Carlo se acercó a Pazzi y se quedaron uno junto al otro, como si rezaran ante el pequeño mausoleo. Por la senda se acercaba una pareja cogida de la mano. Carlo se quitó el sombrero y los dos hombres permanecieron inmóviles, con las cabezas inclinadas. El inspector puso las flores en la entrada de la tumba. Del sudado sombrero de Carlo le llegó un olor rancio, como a embutido hecho de algún animal capado sin maña, e irguió la cabeza para evitarlo.

– Es rápido con la navaja. Y apunta bajo.

– ¿Tiene pistola?

– No lo sé. Nunca la ha usado, que yo sepa.

– No quiero tener que sacarlo de un coche. Lo quiero en la calle con poca gente alrededor.

– ¿Cómo piensa reducirlo?

– Eso es asunto mío.

Carlo se metió en la boca un colmillo de venado y mascó la ternilla haciendo sobresalir los dientes de vez en cuando.
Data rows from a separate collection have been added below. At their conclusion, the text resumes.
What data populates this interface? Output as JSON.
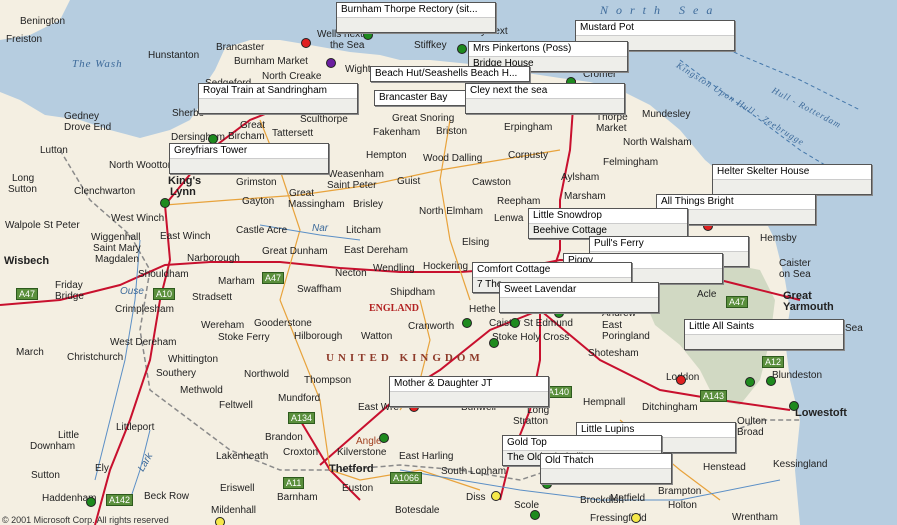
{
  "map": {
    "copyright": "© 2001 Microsoft Corp. All rights reserved",
    "colors": {
      "land": "#f4efe2",
      "sea": "#b6cde0",
      "marsh": "#cdd6c0",
      "road": "#c8102e",
      "minor_road": "#e8a33c",
      "border": "#888",
      "pin_green": "#1e8a1e",
      "pin_red": "#e02020",
      "pin_purple": "#6a1ea0",
      "pin_yellow": "#f5e84a"
    },
    "water_labels": [
      {
        "id": "the-wash",
        "text": "The Wash"
      },
      {
        "id": "north-sea",
        "text": "North Sea"
      },
      {
        "id": "ferry-route",
        "text": "Kingston Upon Hull - Zeebrugge"
      },
      {
        "id": "ferry-route2",
        "text": "Hull - Rotterdam"
      }
    ],
    "region_labels": {
      "country": "UNITED KINGDOM",
      "england": "ENGLAND"
    },
    "roads": [
      "A47",
      "A10",
      "A47",
      "A134",
      "A11",
      "A1066",
      "A140",
      "A143",
      "A142",
      "A12",
      "A47"
    ],
    "places": [
      {
        "id": "benington",
        "text": "Benington"
      },
      {
        "id": "freiston",
        "text": "Freiston"
      },
      {
        "id": "hunstanton",
        "text": "Hunstanton"
      },
      {
        "id": "brancaster",
        "text": "Brancaster"
      },
      {
        "id": "wells",
        "text": "Wells next"
      },
      {
        "id": "the-sea",
        "text": "the Sea"
      },
      {
        "id": "stiffkey",
        "text": "Stiffkey"
      },
      {
        "id": "cley",
        "text": "Cley next"
      },
      {
        "id": "burnham-market",
        "text": "Burnham Market"
      },
      {
        "id": "wighton",
        "text": "Wighto"
      },
      {
        "id": "north-creake",
        "text": "North Creake"
      },
      {
        "id": "sedgeford",
        "text": "Sedgeford"
      },
      {
        "id": "cromer",
        "text": "Cromer"
      },
      {
        "id": "sherbourne",
        "text": "Sherbo"
      },
      {
        "id": "gedney",
        "text": "Gedney"
      },
      {
        "id": "drove-end",
        "text": "Drove End"
      },
      {
        "id": "dersingham",
        "text": "Dersingham"
      },
      {
        "id": "great-bircham",
        "text": "Great"
      },
      {
        "id": "bircham",
        "text": "Bircham"
      },
      {
        "id": "tattersett",
        "text": "Tattersett"
      },
      {
        "id": "sculthorpe",
        "text": "Sculthorpe"
      },
      {
        "id": "great-snoring",
        "text": "Great Snoring"
      },
      {
        "id": "fakenham",
        "text": "Fakenham"
      },
      {
        "id": "briston",
        "text": "Briston"
      },
      {
        "id": "erpingham",
        "text": "Erpingham"
      },
      {
        "id": "thorpe-market",
        "text": "Thorpe"
      },
      {
        "id": "market",
        "text": "Market"
      },
      {
        "id": "mundesley",
        "text": "Mundesley"
      },
      {
        "id": "north-walsham",
        "text": "North Walsham"
      },
      {
        "id": "lutton",
        "text": "Lutton"
      },
      {
        "id": "north-wootton",
        "text": "North Wootton"
      },
      {
        "id": "kings-lynn",
        "text": "King's"
      },
      {
        "id": "lynn",
        "text": "Lynn"
      },
      {
        "id": "hempton",
        "text": "Hempton"
      },
      {
        "id": "wood-dalling",
        "text": "Wood Dalling"
      },
      {
        "id": "corpusty",
        "text": "Corpusty"
      },
      {
        "id": "felmingham",
        "text": "Felmingham"
      },
      {
        "id": "long-sutton",
        "text": "Long"
      },
      {
        "id": "sutton",
        "text": "Sutton"
      },
      {
        "id": "clenchwarton",
        "text": "Clenchwarton"
      },
      {
        "id": "grimston",
        "text": "Grimston"
      },
      {
        "id": "weasenham",
        "text": "Weasenham"
      },
      {
        "id": "saint-peter",
        "text": "Saint Peter"
      },
      {
        "id": "guist",
        "text": "Guist"
      },
      {
        "id": "cawston",
        "text": "Cawston"
      },
      {
        "id": "aylsham",
        "text": "Aylsham"
      },
      {
        "id": "marsham",
        "text": "Marsham"
      },
      {
        "id": "gayton",
        "text": "Gayton"
      },
      {
        "id": "great-massingham",
        "text": "Great"
      },
      {
        "id": "massingham",
        "text": "Massingham"
      },
      {
        "id": "brisley",
        "text": "Brisley"
      },
      {
        "id": "reepham",
        "text": "Reepham"
      },
      {
        "id": "walpole",
        "text": "Walpole St Peter"
      },
      {
        "id": "west-winch",
        "text": "West Winch"
      },
      {
        "id": "north-elmham",
        "text": "North Elmham"
      },
      {
        "id": "lenwade",
        "text": "Lenwa"
      },
      {
        "id": "wiggenhall",
        "text": "Wiggenhall"
      },
      {
        "id": "saint-mary",
        "text": "Saint Mary"
      },
      {
        "id": "magdalen",
        "text": "Magdalen"
      },
      {
        "id": "east-winch",
        "text": "East Winch"
      },
      {
        "id": "castle-acre",
        "text": "Castle Acre"
      },
      {
        "id": "nar",
        "text": "Nar"
      },
      {
        "id": "litcham",
        "text": "Litcham"
      },
      {
        "id": "elsing",
        "text": "Elsing"
      },
      {
        "id": "hemsby",
        "text": "Hemsby"
      },
      {
        "id": "wisbech",
        "text": "Wisbech"
      },
      {
        "id": "narborough",
        "text": "Narborough"
      },
      {
        "id": "great-dunham",
        "text": "Great Dunham"
      },
      {
        "id": "east-dereham",
        "text": "East Dereham"
      },
      {
        "id": "wendling",
        "text": "Wendling"
      },
      {
        "id": "hockering",
        "text": "Hockering"
      },
      {
        "id": "caister",
        "text": "Caister"
      },
      {
        "id": "on-sea",
        "text": "on Sea"
      },
      {
        "id": "shouldham",
        "text": "Shouldham"
      },
      {
        "id": "marham",
        "text": "Marham"
      },
      {
        "id": "necton",
        "text": "Necton"
      },
      {
        "id": "friday-bridge",
        "text": "Friday"
      },
      {
        "id": "bridge",
        "text": "Bridge"
      },
      {
        "id": "ouse",
        "text": "Ouse"
      },
      {
        "id": "stradsett",
        "text": "Stradsett"
      },
      {
        "id": "swaffham",
        "text": "Swaffham"
      },
      {
        "id": "shipdham",
        "text": "Shipdham"
      },
      {
        "id": "acle",
        "text": "Acle"
      },
      {
        "id": "great-yarmouth",
        "text": "Great"
      },
      {
        "id": "yarmouth",
        "text": "Yarmouth"
      },
      {
        "id": "crimplesham",
        "text": "Crimplesham"
      },
      {
        "id": "hethersett",
        "text": "Hethe"
      },
      {
        "id": "caistor-st-edmund",
        "text": "Caistor St Edmund"
      },
      {
        "id": "andrew",
        "text": "Andrew"
      },
      {
        "id": "east-poringland",
        "text": "East"
      },
      {
        "id": "poringland",
        "text": "Poringland"
      },
      {
        "id": "wereham",
        "text": "Wereham"
      },
      {
        "id": "gooderstone",
        "text": "Gooderstone"
      },
      {
        "id": "stoke-ferry",
        "text": "Stoke Ferry"
      },
      {
        "id": "cranworth",
        "text": "Cranworth"
      },
      {
        "id": "stoke-holy-cross",
        "text": "Stoke Holy Cross"
      },
      {
        "id": "sea",
        "text": "Sea"
      },
      {
        "id": "march",
        "text": "March"
      },
      {
        "id": "west-dereham",
        "text": "West Dereham"
      },
      {
        "id": "hilborough",
        "text": "Hilborough"
      },
      {
        "id": "watton",
        "text": "Watton"
      },
      {
        "id": "shotesham",
        "text": "Shotesham"
      },
      {
        "id": "christchurch",
        "text": "Christchurch"
      },
      {
        "id": "whittington",
        "text": "Whittington"
      },
      {
        "id": "southery",
        "text": "Southery"
      },
      {
        "id": "northwold",
        "text": "Northwold"
      },
      {
        "id": "thompson",
        "text": "Thompson"
      },
      {
        "id": "loddon",
        "text": "Loddon"
      },
      {
        "id": "blundeston",
        "text": "Blundeston"
      },
      {
        "id": "methwold",
        "text": "Methwold"
      },
      {
        "id": "mundford",
        "text": "Mundford"
      },
      {
        "id": "hempnall",
        "text": "Hempnall"
      },
      {
        "id": "feltwell",
        "text": "Feltwell"
      },
      {
        "id": "east-wretham",
        "text": "East Wre"
      },
      {
        "id": "bunwell",
        "text": "Bunwell"
      },
      {
        "id": "ditchingham",
        "text": "Ditchingham"
      },
      {
        "id": "lowestoft",
        "text": "Lowestoft"
      },
      {
        "id": "littleport",
        "text": "Littleport"
      },
      {
        "id": "long-stratton",
        "text": "Long"
      },
      {
        "id": "stratton",
        "text": "Stratton"
      },
      {
        "id": "oulton-broad",
        "text": "Oulton"
      },
      {
        "id": "broad",
        "text": "Broad"
      },
      {
        "id": "little-downham",
        "text": "Little"
      },
      {
        "id": "downham",
        "text": "Downham"
      },
      {
        "id": "brandon",
        "text": "Brandon"
      },
      {
        "id": "croxton",
        "text": "Croxton"
      },
      {
        "id": "kilverstone",
        "text": "Kilverstone"
      },
      {
        "id": "angle",
        "text": "Angle"
      },
      {
        "id": "lakenheath",
        "text": "Lakenheath"
      },
      {
        "id": "east-harling",
        "text": "East Harling"
      },
      {
        "id": "henstead",
        "text": "Henstead"
      },
      {
        "id": "ely",
        "text": "Ely"
      },
      {
        "id": "lark",
        "text": "Lark"
      },
      {
        "id": "thetford",
        "text": "Thetford"
      },
      {
        "id": "south-lopham",
        "text": "South Lopham"
      },
      {
        "id": "kessingland",
        "text": "Kessingland"
      },
      {
        "id": "sutton-ely",
        "text": "Sutton"
      },
      {
        "id": "eriswell",
        "text": "Eriswell"
      },
      {
        "id": "euston",
        "text": "Euston"
      },
      {
        "id": "brampton",
        "text": "Brampton"
      },
      {
        "id": "haddenham",
        "text": "Haddenham"
      },
      {
        "id": "beck-row",
        "text": "Beck Row"
      },
      {
        "id": "barnham",
        "text": "Barnham"
      },
      {
        "id": "diss",
        "text": "Diss"
      },
      {
        "id": "brockdish",
        "text": "Brockdish"
      },
      {
        "id": "metfield",
        "text": "Metfield"
      },
      {
        "id": "holton",
        "text": "Holton"
      },
      {
        "id": "mildenhall",
        "text": "Mildenhall"
      },
      {
        "id": "botesdale",
        "text": "Botesdale"
      },
      {
        "id": "scole",
        "text": "Scole"
      },
      {
        "id": "fressingfield",
        "text": "Fressingfield"
      },
      {
        "id": "wrentham",
        "text": "Wrentham"
      },
      {
        "id": "burnham-market-hidden",
        "text": "Burnham"
      }
    ],
    "callouts": [
      {
        "id": "burnham-thorpe-rectory",
        "title": "Burnham Thorpe Rectory (sit...",
        "sub": ""
      },
      {
        "id": "mustard-pot",
        "title": "Mustard Pot",
        "sub": ""
      },
      {
        "id": "mrs-pinkertons",
        "title": "Mrs Pinkertons (Poss)",
        "sub": "Bridge House"
      },
      {
        "id": "beach-hut",
        "title": "Beach Hut/Seashells Beach H...",
        "sub": ""
      },
      {
        "id": "royal-train",
        "title": "Royal Train at Sandringham",
        "sub": ""
      },
      {
        "id": "brancaster-bay",
        "title": "Brancaster Bay",
        "sub": ""
      },
      {
        "id": "cley-next-the-sea",
        "title": "Cley next the sea",
        "sub": ""
      },
      {
        "id": "greyfriars-tower",
        "title": "Greyfriars Tower",
        "sub": ""
      },
      {
        "id": "helter-skelter",
        "title": "Helter Skelter House",
        "sub": ""
      },
      {
        "id": "all-things-bright",
        "title": "All Things Bright",
        "sub": ""
      },
      {
        "id": "little-snowdrop",
        "title": "Little Snowdrop",
        "sub": "Beehive Cottage"
      },
      {
        "id": "pulls-ferry",
        "title": "Pull's Ferry",
        "sub": ""
      },
      {
        "id": "piggy",
        "title": "Piggy",
        "sub": ""
      },
      {
        "id": "comfort-cottage",
        "title": "Comfort Cottage",
        "sub": "7 The"
      },
      {
        "id": "sweet-lavendar",
        "title": "Sweet Lavendar",
        "sub": ""
      },
      {
        "id": "little-all-saints",
        "title": "Little All Saints",
        "sub": ""
      },
      {
        "id": "mother-daughter",
        "title": "Mother & Daughter JT",
        "sub": ""
      },
      {
        "id": "little-lupins",
        "title": "Little Lupins",
        "sub": ""
      },
      {
        "id": "gold-top",
        "title": "Gold Top",
        "sub": "The Old Windmill"
      },
      {
        "id": "old-thatch",
        "title": "Old Thatch",
        "sub": ""
      }
    ],
    "pins": [
      {
        "id": "pin-wells",
        "color": "pin_red"
      },
      {
        "id": "pin-burnham-thorpe",
        "color": "pin_green"
      },
      {
        "id": "pin-wighton",
        "color": "pin_purple"
      },
      {
        "id": "pin-stiffkey",
        "color": "pin_green"
      },
      {
        "id": "pin-cley",
        "color": "pin_red"
      },
      {
        "id": "pin-cromer",
        "color": "pin_green"
      },
      {
        "id": "pin-sandringham",
        "color": "pin_green"
      },
      {
        "id": "pin-kings-lynn",
        "color": "pin_green"
      },
      {
        "id": "pin-helter-skelter",
        "color": "pin_red"
      },
      {
        "id": "pin-norwich",
        "color": "pin_green"
      },
      {
        "id": "pin-hethersett",
        "color": "pin_green"
      },
      {
        "id": "pin-caistor",
        "color": "pin_green"
      },
      {
        "id": "pin-stoke",
        "color": "pin_green"
      },
      {
        "id": "pin-loddon",
        "color": "pin_red"
      },
      {
        "id": "pin-broads1",
        "color": "pin_green"
      },
      {
        "id": "pin-broads2",
        "color": "pin_green"
      },
      {
        "id": "pin-lowestoft",
        "color": "pin_green"
      },
      {
        "id": "pin-east-wretham",
        "color": "pin_red"
      },
      {
        "id": "pin-kilverstone",
        "color": "pin_green"
      },
      {
        "id": "pin-diss",
        "color": "pin_yellow"
      },
      {
        "id": "pin-scole",
        "color": "pin_green"
      },
      {
        "id": "pin-fressingfield",
        "color": "pin_yellow"
      },
      {
        "id": "pin-haddenham",
        "color": "pin_green"
      },
      {
        "id": "pin-mildenhall",
        "color": "pin_yellow"
      },
      {
        "id": "pin-dickleburgh",
        "color": "pin_green"
      }
    ]
  }
}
– Y mío -replicó Pazzi-. ¿Cómo piensa hacerlo?

– Lo atontaré con una pistola de aire comprimido, le echaré una red y luego puede que le ponga una inyección. Tendré que mirarle los dientes rápido, por si lleva veneno en una funda.

– Tiene que hablar en una reunión. Empieza a las siete en el Palazzo Vecchio. Si trabaja mañana en la Capilla Capponi, en Santa Croce, irá andando desde allí al Palazzo Vecchio. ¿Conoce Florencia?